Maximum Product UVA - 11059

Given a sequence of integers S = {S1,S2,...,Sn}, you should determine what is the value of the maximum positive product involving consecutive terms of S. If you cannot find a positive sequence, you should consider 0 as the value of the maximum product.
Input Each test case starts with 1 ≤ N ≤ 18, the number of elements in a sequence. Each element Si is an integer such that −10 ≤ Si ≤ 10. Next line will have N integers, representing the value of each element in the sequence. There is a blank line after each test case. The input is terminated by end of file (EOF).
Output
For each test case you must print the message: ‘Case #M: The maximum product is P.’, where M is the number of the test case, starting from 1, and P is the value of the maximum product.
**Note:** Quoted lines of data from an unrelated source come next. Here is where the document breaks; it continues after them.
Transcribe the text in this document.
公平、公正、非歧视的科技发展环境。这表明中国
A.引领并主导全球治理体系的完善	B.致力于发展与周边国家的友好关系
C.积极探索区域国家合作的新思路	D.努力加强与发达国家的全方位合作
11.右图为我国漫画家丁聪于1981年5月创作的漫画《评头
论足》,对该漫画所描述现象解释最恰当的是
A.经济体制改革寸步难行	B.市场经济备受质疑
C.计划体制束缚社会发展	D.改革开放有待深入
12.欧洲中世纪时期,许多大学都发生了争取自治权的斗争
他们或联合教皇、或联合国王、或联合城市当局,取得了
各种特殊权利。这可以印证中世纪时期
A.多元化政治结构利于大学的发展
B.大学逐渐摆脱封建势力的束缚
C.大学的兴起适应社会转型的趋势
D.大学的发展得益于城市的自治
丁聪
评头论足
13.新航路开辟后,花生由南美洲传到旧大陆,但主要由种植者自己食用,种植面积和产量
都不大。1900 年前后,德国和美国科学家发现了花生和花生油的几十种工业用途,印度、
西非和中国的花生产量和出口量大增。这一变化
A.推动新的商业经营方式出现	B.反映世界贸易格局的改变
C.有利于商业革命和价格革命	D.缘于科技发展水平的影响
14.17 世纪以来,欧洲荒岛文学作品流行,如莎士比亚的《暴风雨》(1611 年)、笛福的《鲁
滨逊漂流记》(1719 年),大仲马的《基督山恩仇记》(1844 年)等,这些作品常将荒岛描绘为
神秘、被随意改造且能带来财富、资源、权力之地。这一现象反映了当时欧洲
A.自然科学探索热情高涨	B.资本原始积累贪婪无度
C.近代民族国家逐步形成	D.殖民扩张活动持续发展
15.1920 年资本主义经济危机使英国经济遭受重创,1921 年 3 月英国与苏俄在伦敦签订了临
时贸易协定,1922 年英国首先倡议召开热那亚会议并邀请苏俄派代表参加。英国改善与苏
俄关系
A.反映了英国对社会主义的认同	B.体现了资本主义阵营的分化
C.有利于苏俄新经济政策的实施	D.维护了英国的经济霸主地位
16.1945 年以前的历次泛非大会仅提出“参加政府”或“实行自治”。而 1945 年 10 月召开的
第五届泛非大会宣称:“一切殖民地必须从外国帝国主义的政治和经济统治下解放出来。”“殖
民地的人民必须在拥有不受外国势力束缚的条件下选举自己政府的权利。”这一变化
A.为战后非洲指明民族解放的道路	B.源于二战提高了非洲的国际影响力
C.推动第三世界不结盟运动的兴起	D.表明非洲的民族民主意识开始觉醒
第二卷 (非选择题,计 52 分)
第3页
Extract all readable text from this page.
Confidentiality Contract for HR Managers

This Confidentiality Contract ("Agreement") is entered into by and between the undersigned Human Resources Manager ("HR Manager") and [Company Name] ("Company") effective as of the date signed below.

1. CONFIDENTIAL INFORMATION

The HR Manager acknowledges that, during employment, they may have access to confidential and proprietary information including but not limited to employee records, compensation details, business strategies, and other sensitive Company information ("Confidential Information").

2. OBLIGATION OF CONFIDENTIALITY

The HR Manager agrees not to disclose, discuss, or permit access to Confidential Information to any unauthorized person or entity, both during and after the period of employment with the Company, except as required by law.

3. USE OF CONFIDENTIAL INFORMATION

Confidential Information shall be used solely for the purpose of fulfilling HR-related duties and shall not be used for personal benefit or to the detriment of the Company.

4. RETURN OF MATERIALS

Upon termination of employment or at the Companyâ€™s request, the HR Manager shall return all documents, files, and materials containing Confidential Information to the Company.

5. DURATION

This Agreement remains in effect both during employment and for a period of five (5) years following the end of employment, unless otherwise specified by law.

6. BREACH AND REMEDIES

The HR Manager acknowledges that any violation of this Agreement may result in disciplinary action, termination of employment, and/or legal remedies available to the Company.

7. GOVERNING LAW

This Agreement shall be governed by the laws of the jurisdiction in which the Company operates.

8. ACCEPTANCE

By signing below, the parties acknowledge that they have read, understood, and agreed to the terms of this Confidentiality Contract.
After each test case you must print a blank line.
Sample Input
3 2 4 -3
5 2 5 -1 2 -1
Sample Output
Case #1: The maximum product is 8.
Case #2: The maximum product is 20.

 

#include <cstdio>
#include <iostream>
#include <queue>
#include <vector>
#include<string.h>
#include<map>
#include<bits/stdc++.h>
#define LL long long
using namespace std;
LL ay[20];
int main()
{
    int n,no=0;
    LL ans,sum;
    while(~scanf("%d",&n))
    {
        no++;
        ans=-1;
        for(int i=0;i<n;i++)
            scanf("%lld",&ay[i]);
        for(int i=0;i<n;i++)
            for(int j=i;j<n;j++){
            sum=1;
            for(int k=i;k<=j;k++)
            {
                sum*=ay[k];
                ans=max(ans,sum);
            }
            }
        if(ans<0)ans=0;
        printf("Case #%d: The maximum product is %lld.\n\n",no,ans);
    }
    return 0;
}

题意：

求最大的连续子列的乘积。如果乘积为负数，则输出0。

注意点：

枚举起点终点求解。ans为最大值，sum为动态过程值。

1.ans的初值应该设为负数，不然如果设为正数的话，当乘积为负数的话，ans=max(ans,sum)>0，无法得到0。